In exchange for receiving billions of dollars of additional federal funding, states are forbidden under the law from involuntarily terminating anyone in the state from Medicaid during the federally-declared COVID-19 public health emergency. But without allowing any opportunity for prior public comment, the Trump administration rule created huge new exceptions to this Congressional requirement out of whole cloth, changing federal policy that had been in place for eight months since the Act was passed in March. 

“The requirement to keep people on Medicaid during the ongoing crisis was adopted precisely because Congress recognized the severe threat, not just to individuals but to public health, from ending health insurance to vulnerable, low-income people,” Toubman said. 

The underlying action asks the court to invalidate the rule and, in the meantime, to restore benefits to persons wrongfully terminated from Medicaid during the public health emergency. 

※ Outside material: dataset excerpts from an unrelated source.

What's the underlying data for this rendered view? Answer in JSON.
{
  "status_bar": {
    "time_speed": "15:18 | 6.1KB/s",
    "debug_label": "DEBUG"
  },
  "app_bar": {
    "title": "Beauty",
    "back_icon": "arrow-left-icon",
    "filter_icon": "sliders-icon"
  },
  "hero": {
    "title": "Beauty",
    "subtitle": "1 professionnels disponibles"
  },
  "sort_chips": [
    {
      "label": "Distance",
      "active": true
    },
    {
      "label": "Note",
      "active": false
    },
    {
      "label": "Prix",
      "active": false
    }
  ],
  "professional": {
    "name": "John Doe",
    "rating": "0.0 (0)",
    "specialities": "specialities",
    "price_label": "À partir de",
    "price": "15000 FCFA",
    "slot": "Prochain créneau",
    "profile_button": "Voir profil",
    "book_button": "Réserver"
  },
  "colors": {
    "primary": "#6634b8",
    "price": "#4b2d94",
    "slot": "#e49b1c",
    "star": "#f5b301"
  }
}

“Overwhelmingly, people want to live in their communities. This is especially true during a pandemic. Any loss of Medicaid benefits disproportionately impacts low-income older adults of color, who are already most at risk of institutionalization and illness due to structural health inequities,” Carol Wong, associate litigation director, Justice in Aging, said. 

Despite its stated commitment to health equity, and the ongoing public health emergency, the U.S. Department of Health and Human Services under the Biden Administration has failed to complete the unfinished business of rescinding the prior administration’s “lawless rule,” advocates said. Instead, it prevents older adults, people with disabilities, young mothers, and others from getting the health care they need. 

“By stripping Medicaid recipients of benefits they were receiving when the Act was passed, the agency’s interim final rule is in direct conflict with the law, and threatens the health of hundreds of thousands of persons,” Harvey L. Reiter, a partner with the Washington DC office of Stinson LLP, said. 

More than 4,000 comments were submitted before the rule went into effect. 

Families USA, a nonprofit health advocacy group, called the rule change “substantively and procedurally bad policy” that “must be rescinded” in a briefing published at the time of the change.

“The reinterpretation, which allows states to cut benefits and increase cost sharing will have a devastating impact on millions who rely on Medicaid,” Families USA write in its brief.

The Centers for Medicare and Medicaid Services even acknowledged that the ruling could “negatively impact the beneficiary who loses comprehensive Medicaid coverage” and “also undermine states’ COVID-19 response efforts.”